The welfare of staff is an area of huge concern to many. Some staff are close to breaking point, energy levels are waning and there’s a feeling that no one is untouched by the current situation. Similarly, volunteers are tired and the question was raised, 'How do you keep momentum when services keep opening and closing and volunteer availability fluctuates?'
There are challenges for the sector when trying to think about longer term strategy and getting beyond Covid-19 to the root causes of health inequalities.
We heard an important message for all of us within the sector and for policy makers and funders – we need to avoid normalising or romanticising the crisis response. The fact that community groups have responded to emergency situations brilliantly doesn’t capture the importance of preventative work. An immediate response is critical but the longer term work is equally vital.
However, it was recognised that 2020 also brought opportunities, opportunities for the VCSE sector to show itself and what it can do. The current situation has brought issues to the fore which the sector has known about for a long time, but it’s also brought to light the value of the sector, although in the words of one attendee it’s: “Sad it takes something like this to happen before we are taken seriously.” The new or renewed interest in volunteering is also a great opportunity to get more people involved in our work and raises questions about how we capture and develop this interest.
The increased partnership working and collaborations that have taken place this year have enabled us to share knowledge and experience; we need to capture this and make sure it doesn’t disappear. There’s been a perceived change in attitude from stakeholders and perhaps the sector having a louder voice with decision makers.
Despite the challenges, the situation this year has given people permission to do things differently, presented opportunities to change the way we deliver services, and upskill our workforces. There have been benefits to remote working ranging from cost saving, better participation at meetings, and an increase in organisations providing workplace wellbeing programmes.
Key asks from the VCSE sector of policymakers revolve around trust. Trust us in the sector to know our communities. Understand that the same model doesn’t work across different communities and recognise the impact that the withdrawal of statutory services has caused in terms of increased demand on our sector. Accept the impact funding cuts have had on the level of demand on the sector and the importance of core funding to us.
“Trust us and trust communities - appreciate that life is messy.”
We need policymakers to listen to communities and include smaller organisations and community support mechanisms. Recognise our value, our work and the resources that we need to do it. We saw this year the benefits of good working relationships between local authorities and the VCSE sector and the important role of infrastructure organisations.

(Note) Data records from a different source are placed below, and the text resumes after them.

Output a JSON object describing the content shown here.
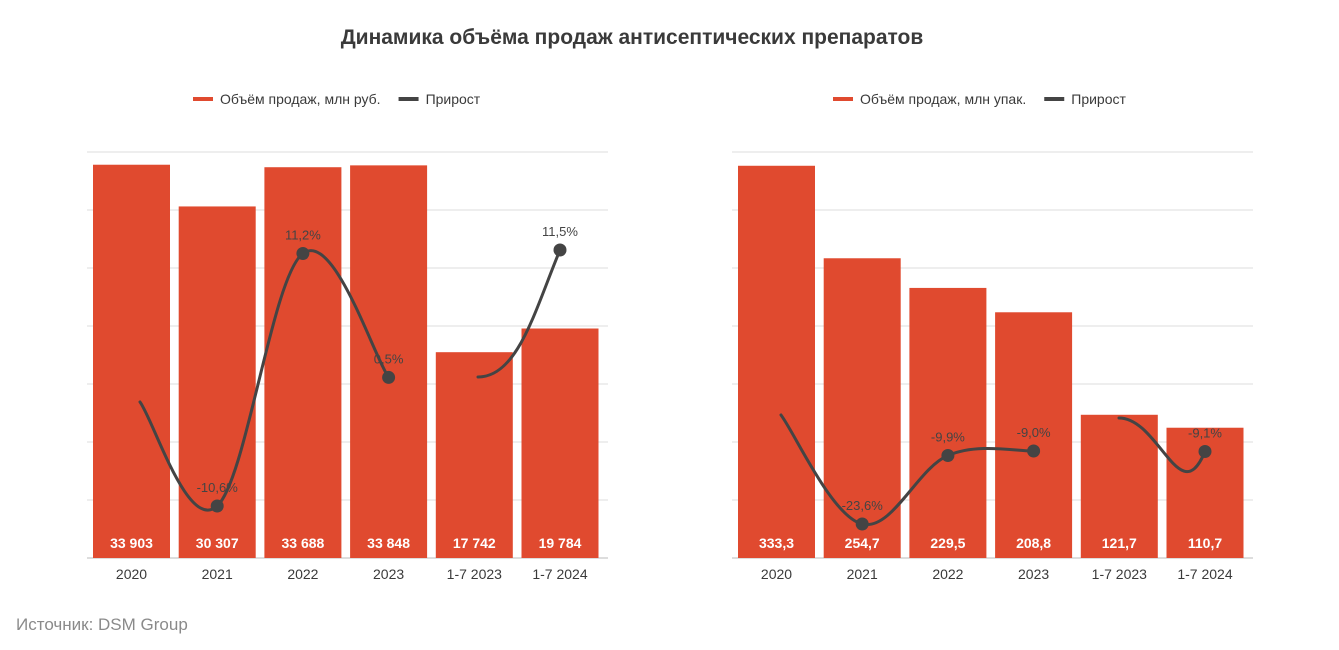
{
  "title": "Динамика объёма продаж антисептических препаратов",
  "source": "Источник: DSM Group",
  "colors": {
    "bar": "#E04A2F",
    "line": "#444444",
    "grid": "#dcdcdc"
  },
  "chart_data": [
    {
      "type": "bar",
      "categories": [
        "2020",
        "2021",
        "2022",
        "2023",
        "1-7 2023",
        "1-7 2024"
      ],
      "series": [
        {
          "name": "Объём продаж, млн руб.",
          "type": "bar",
          "values": [
            33903,
            30307,
            33688,
            33848,
            17742,
            19784
          ],
          "labels": [
            "33 903",
            "30 307",
            "33 688",
            "33 848",
            "17 742",
            "19 784"
          ]
        },
        {
          "name": "Прирост",
          "type": "line",
          "values": [
            null,
            -10.6,
            11.2,
            0.5,
            null,
            11.5
          ],
          "labels": [
            "",
            "-10,6%",
            "11,2%",
            "0,5%",
            "",
            "11,5%"
          ]
        }
      ],
      "legend": "top"
    },
    {
      "type": "bar",
      "categories": [
        "2020",
        "2021",
        "2022",
        "2023",
        "1-7 2023",
        "1-7 2024"
      ],
      "series": [
        {
          "name": "Объём продаж, млн упак.",
          "type": "bar",
          "values": [
            333.3,
            254.7,
            229.5,
            208.8,
            121.7,
            110.7
          ],
          "labels": [
            "333,3",
            "254,7",
            "229,5",
            "208,8",
            "121,7",
            "110,7"
          ]
        },
        {
          "name": "Прирост",
          "type": "line",
          "values": [
            null,
            -23.6,
            -9.9,
            -9.0,
            null,
            -9.1
          ],
          "labels": [
            "",
            "-23,6%",
            "-9,9%",
            "-9,0%",
            "",
            "-9,1%"
          ]
        }
      ],
      "legend": "top"
    }
  ]
}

Nationally, attendees wanted the value of health and social care workers recognised, and for policy to focus on prevention rather than crisis management. There was also a call to hold decision makers to account for the fact some older people and people with disabilities were asked to sign ‘Do Not Resuscitate’ orders at the height of the pandemic.
For funders, attendees stressed the importance of long-term investment that allows for collaboration and sustainability as well as preventative support. We heard calls for funders to be more collaborative and to move away from outcomes to concentrate on quality. Recognise that impacts take time and may be hard to measure. We also heard positive stories:
“…the majority of funders have been remarkable in their flexibility – it’s been heartening and created positive relationships. “
For each other, we heard pleas for people working in the sector to continue to share information and learning, to talk to each other and collaborate. In recognition of the extreme challenges this year has brought, calls to check in on each other and be honest if as an individual you’re struggling. To support each other and be mindful of the need for self-care.
Lastly, we heard the importance of acknowledging the situation many people have found themselves in this year is not normal, or acceptable. Working the sector, being aware and presented with the devastating impacts of Covid-19, we need to feel able to express our moral outrage at the situation around us.
“We need to assert our values and practice. Lots of people are talking about community, co-production and volunteering, but we’ve been doing this for a long time.”